Research from the Pew Research Center suggests that public opinion on wealth is increasingly polarized along the lines of merit. Their data shows that approximately 71% of Republicans believe people are wealthy because they worked harder than others, while only 24% of Democrats share that view. Most Democrats (72%) attribute wealth to "advantages in life" or luck. The Neerdaels study provides the psychological "why" behind these numbers, explaining that these differing perceptions of how wealth is acquired are the actual engines of policy preference, rather than an emotional flaw like envy.
Analysis of Implications for Political Discourse
The findings have significant implications for how political campaigns and policy debates are conducted. For decades, the "politics of envy" has been a potent rhetorical shield for those opposing tax increases. By characterizing the desire for higher taxes as an immoral or petty emotion, opponents can bypass the substantive debate over whether the economic system is actually providing equal opportunity.

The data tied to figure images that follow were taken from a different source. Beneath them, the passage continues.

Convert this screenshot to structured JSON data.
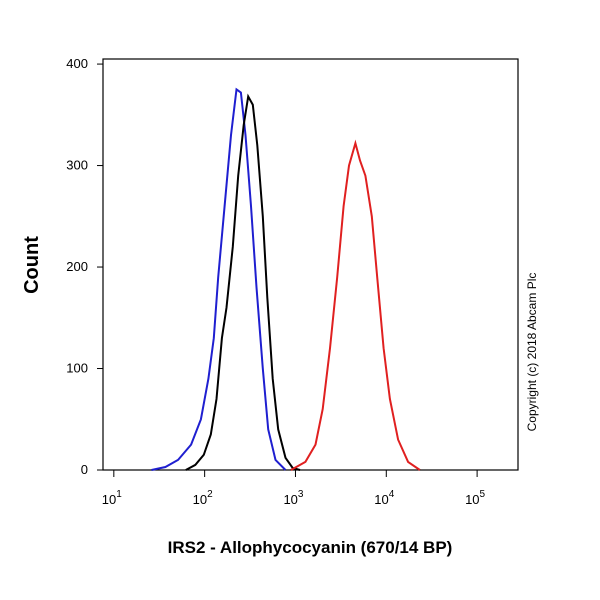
{
  "chart_data": {
    "type": "line",
    "x_scale": "log",
    "ylabel": "Count",
    "xlabel": "IRS2 - Allophycocyanin (670/14 BP)",
    "annotation": "Copyright (c) 2018 Abcam Plc",
    "xlim": [
      7.6,
      282000
    ],
    "ylim": [
      0,
      405
    ],
    "xticks": [
      {
        "value": 10,
        "label": "10",
        "exponent": "1"
      },
      {
        "value": 100,
        "label": "10",
        "exponent": "2"
      },
      {
        "value": 1000,
        "label": "10",
        "exponent": "3"
      },
      {
        "value": 10000,
        "label": "10",
        "exponent": "4"
      },
      {
        "value": 100000,
        "label": "10",
        "exponent": "5"
      }
    ],
    "yticks": [
      0,
      100,
      200,
      300,
      400
    ],
    "series": [
      {
        "color": "#1f1fd0",
        "x": [
          26,
          37,
          51,
          71,
          91,
          110,
          126,
          141,
          166,
          195,
          224,
          251,
          282,
          324,
          372,
          437,
          501,
          603,
          776
        ],
        "values": [
          0,
          3,
          10,
          25,
          50,
          90,
          130,
          190,
          260,
          330,
          375,
          372,
          330,
          260,
          180,
          100,
          40,
          10,
          0
        ]
      },
      {
        "color": "#000000",
        "x": [
          62,
          79,
          98,
          117,
          135,
          155,
          174,
          204,
          234,
          269,
          302,
          339,
          380,
          437,
          490,
          562,
          646,
          776,
          933,
          1122
        ],
        "values": [
          0,
          5,
          15,
          35,
          70,
          130,
          160,
          220,
          290,
          340,
          368,
          360,
          320,
          250,
          170,
          90,
          40,
          12,
          2,
          0
        ]
      },
      {
        "color": "#e02020",
        "x": [
          891,
          1288,
          1660,
          1995,
          2399,
          2884,
          3388,
          3890,
          4571,
          5129,
          5888,
          6918,
          7943,
          9333,
          10965,
          13490,
          17378,
          23442
        ],
        "values": [
          0,
          8,
          25,
          60,
          120,
          190,
          260,
          300,
          322,
          305,
          290,
          250,
          190,
          120,
          70,
          30,
          8,
          0
        ]
      }
    ]
  }
}
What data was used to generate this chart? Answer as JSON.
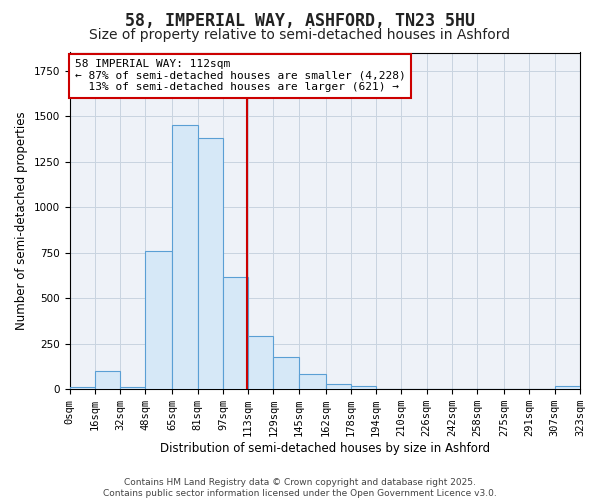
{
  "title": "58, IMPERIAL WAY, ASHFORD, TN23 5HU",
  "subtitle": "Size of property relative to semi-detached houses in Ashford",
  "xlabel": "Distribution of semi-detached houses by size in Ashford",
  "ylabel": "Number of semi-detached properties",
  "property_size": 112,
  "property_label": "58 IMPERIAL WAY: 112sqm",
  "pct_smaller": 87,
  "count_smaller": 4228,
  "pct_larger": 13,
  "count_larger": 621,
  "bin_edges": [
    0,
    16,
    32,
    48,
    65,
    81,
    97,
    113,
    129,
    145,
    162,
    178,
    194,
    210,
    226,
    242,
    258,
    275,
    291,
    307,
    323
  ],
  "bar_heights": [
    10,
    100,
    10,
    760,
    1450,
    1380,
    615,
    295,
    175,
    85,
    30,
    20,
    0,
    0,
    0,
    0,
    0,
    0,
    0,
    15
  ],
  "bar_color": "#d6e8f7",
  "bar_edge_color": "#5a9fd4",
  "vline_color": "#cc0000",
  "grid_color": "#c8d4e0",
  "plot_bg_color": "#eef2f8",
  "fig_bg_color": "#ffffff",
  "annotation_box_color": "#ffffff",
  "annotation_box_edge": "#cc0000",
  "footer_text": "Contains HM Land Registry data © Crown copyright and database right 2025.\nContains public sector information licensed under the Open Government Licence v3.0.",
  "ylim": [
    0,
    1850
  ],
  "title_fontsize": 12,
  "subtitle_fontsize": 10,
  "axis_label_fontsize": 8.5,
  "tick_fontsize": 7.5,
  "annotation_fontsize": 8,
  "footer_fontsize": 6.5
}
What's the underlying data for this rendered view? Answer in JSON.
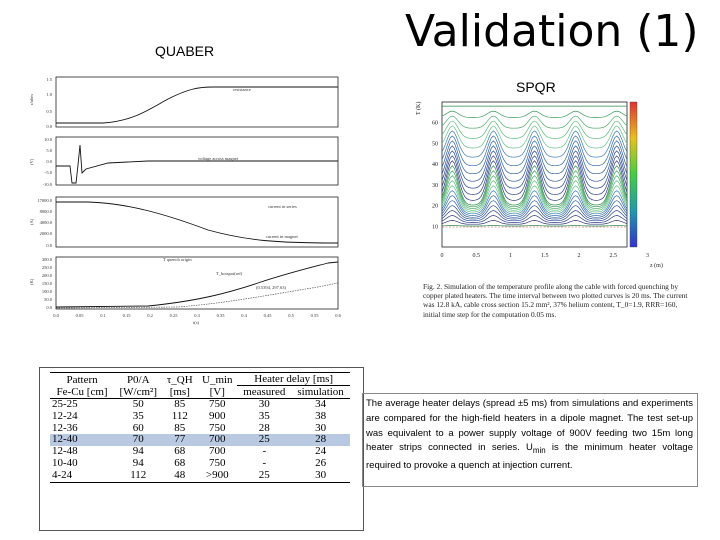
{
  "title": "Validation (1)",
  "quaber_label": "QUABER",
  "spqr_label": "SPQR",
  "quaber_plots": {
    "panel1": {
      "ylabel": "r/ohm",
      "yticks": [
        "1.5",
        "1.0",
        "0.5",
        "0.0"
      ],
      "legend": "resistance"
    },
    "panel2": {
      "ylabel": "(V)",
      "yticks": [
        "10.0",
        "5.0",
        "0.0",
        "-5.0",
        "-10.0"
      ],
      "legend": "voltage across magnet"
    },
    "panel3": {
      "ylabel": "(A)",
      "yticks": [
        "17000.0",
        "8000.0",
        "4000.0",
        "2000.0",
        "0.0"
      ],
      "legends": [
        "current in series",
        "current in magnet"
      ]
    },
    "panel4": {
      "ylabel": "(K)",
      "yticks": [
        "300.0",
        "250.0",
        "200.0",
        "150.0",
        "100.0",
        "50.0",
        "0.0"
      ],
      "legends": [
        "T quench origin",
        "T_hotspot(ref)"
      ],
      "annotation": "(0.5394, 297.63)"
    },
    "xticks": [
      "0.0",
      "0.05",
      "0.1",
      "0.15",
      "0.2",
      "0.25",
      "0.3",
      "0.35",
      "0.4",
      "0.45",
      "0.5",
      "0.55",
      "0.6"
    ],
    "xlabel": "t(s)"
  },
  "spqr_plot": {
    "ylabel": "T (K)",
    "yticks": [
      "60",
      "50",
      "40",
      "30",
      "20",
      "10"
    ],
    "xticks": [
      "0",
      "0.5",
      "1",
      "1.5",
      "2",
      "2.5",
      "3"
    ],
    "xlabel": "z (m)"
  },
  "caption": "Fig. 2. Simulation of the temperature profile along the cable with forced quenching by copper plated heaters. The time interval between two plotted curves is 20 ms. The current was 12.8 kA, cable cross section 15.2 mm², 37% helium content, T_0=1.9, RRR=160, initial time step for the computation 0.05 ms.",
  "table": {
    "headers": {
      "pattern": "Pattern",
      "pattern2": "Fe-Cu [cm]",
      "p0a": "P0/A",
      "p0a2": "[W/cm²]",
      "tau": "τ_QH",
      "tau2": "[ms]",
      "umin": "U_min",
      "umin2": "[V]",
      "delay": "Heater delay [ms]",
      "measured": "measured",
      "simulation": "simulation"
    },
    "rows": [
      [
        "25-25",
        "50",
        "85",
        "750",
        "30",
        "34"
      ],
      [
        "12-24",
        "35",
        "112",
        "900",
        "35",
        "38"
      ],
      [
        "12-36",
        "60",
        "85",
        "750",
        "28",
        "30"
      ],
      [
        "12-40",
        "70",
        "77",
        "700",
        "25",
        "28"
      ],
      [
        "12-48",
        "94",
        "68",
        "700",
        "-",
        "24"
      ],
      [
        "10-40",
        "94",
        "68",
        "750",
        "-",
        "26"
      ],
      [
        "4-24",
        "112",
        "48",
        ">900",
        "25",
        "30"
      ]
    ],
    "highlight_row": 3
  },
  "paragraph": {
    "text1": "The average heater delays (spread ±5 ms) from simulations and experiments are compared for the high-field heaters in a dipole magnet. The test set-up was equivalent to a power supply voltage of 900V feeding two 15m long heater strips connected in series. U",
    "sub": "min",
    "text2": " is the minimum heater voltage required to provoke a quench at injection current."
  }
}
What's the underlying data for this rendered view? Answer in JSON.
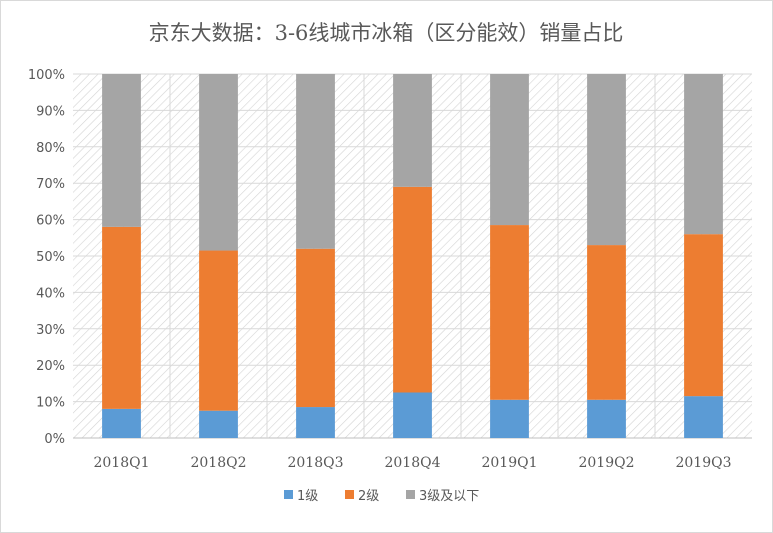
{
  "chart_data": {
    "type": "bar",
    "stacked": true,
    "percent_stacked": true,
    "title": "京东大数据：3-6线城市冰箱（区分能效）销量占比",
    "categories": [
      "2018Q1",
      "2018Q2",
      "2018Q3",
      "2018Q4",
      "2019Q1",
      "2019Q2",
      "2019Q3"
    ],
    "y_ticks": [
      "0%",
      "10%",
      "20%",
      "30%",
      "40%",
      "50%",
      "60%",
      "70%",
      "80%",
      "90%",
      "100%"
    ],
    "ylim": [
      0,
      100
    ],
    "y_unit": "%",
    "series": [
      {
        "name": "1级",
        "color": "#5b9bd5",
        "values": [
          8,
          7.5,
          8.5,
          12.5,
          10.5,
          10.5,
          11.5
        ]
      },
      {
        "name": "2级",
        "color": "#ed7d31",
        "values": [
          50,
          44,
          43.5,
          56.5,
          48,
          42.5,
          44.5
        ]
      },
      {
        "name": "3级及以下",
        "color": "#a5a5a5",
        "values": [
          42,
          48.5,
          48,
          31,
          41.5,
          47,
          44
        ]
      }
    ],
    "legend_position": "bottom",
    "gridlines": true,
    "plot_background": "diagonal-hatch"
  }
}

However, if support for redistribution is actually a demand for "procedural justice," then the debate must shift toward the mechanics of the economy. If the public perceives that the "playing field" is not level—due to factors like inheritance, tax loopholes, or unequal access to education—their call for redistribution is a rational attempt to correct a perceived systemic failure.
"Getting those motives right matters because people may judge policies differently depending on whether support for them is seen as rooted in fairness concerns or in envy," Neerdaels noted. This suggests that framing redistributive policies as "fairness" measures rather than "wealth-sharing" measures may resonate more deeply with the core motivations of the electorate.
Limitations and the Path for Future Research
Despite the robustness of the four-study design, the researchers acknowledged several limitations. Most notably, the data relies heavily on self-reporting and hypothetical scenarios. While the experimental manipulation of the "Alex" character provided strong evidence, it does not perfectly replicate the complexities of real-world economic policy, where perceptions of deservingness are influenced by media, culture, and personal experience.
Furthermore, the study utilized a traditional left-right political scale. Modern political science increasingly recognizes that voters may be economically liberal but socially conservative, or vice versa. Future research could explore whether "populist" voters—who often harbor high levels of resentment toward "elites"—exhibit different psychological profiles than traditional progressives.
The researchers also suggested that future studies should use behavioral measures, such as games where participants must redistribute real money, to see if the same meritocracy-driven patterns hold when actual financial stakes are involved. Additionally, examining how concerns about personal liberty and the efficiency of government spending interact with meritocracy beliefs could provide a more holistic view of why people oppose or support taxation.
Conclusion
The research by Neerdaels, Blatz, and Crusius offers a pivotal correction to the understanding of economic psychology. By demonstrating that support for wealth redistribution is a byproduct of fairness-based reasoning rather than malicious envy, the study reframes a central conflict of modern democracy. It suggests that the divide between the left and the right is not a battle between those who work hard and those who are jealous of them, but rather a fundamental disagreement over whether the current economic system truly rewards merit. As global inequality continues to be a defining issue of the 21st century, understanding the genuine psychological drivers of public opinion will be essential for creating policies that the public perceives as legitimate and just.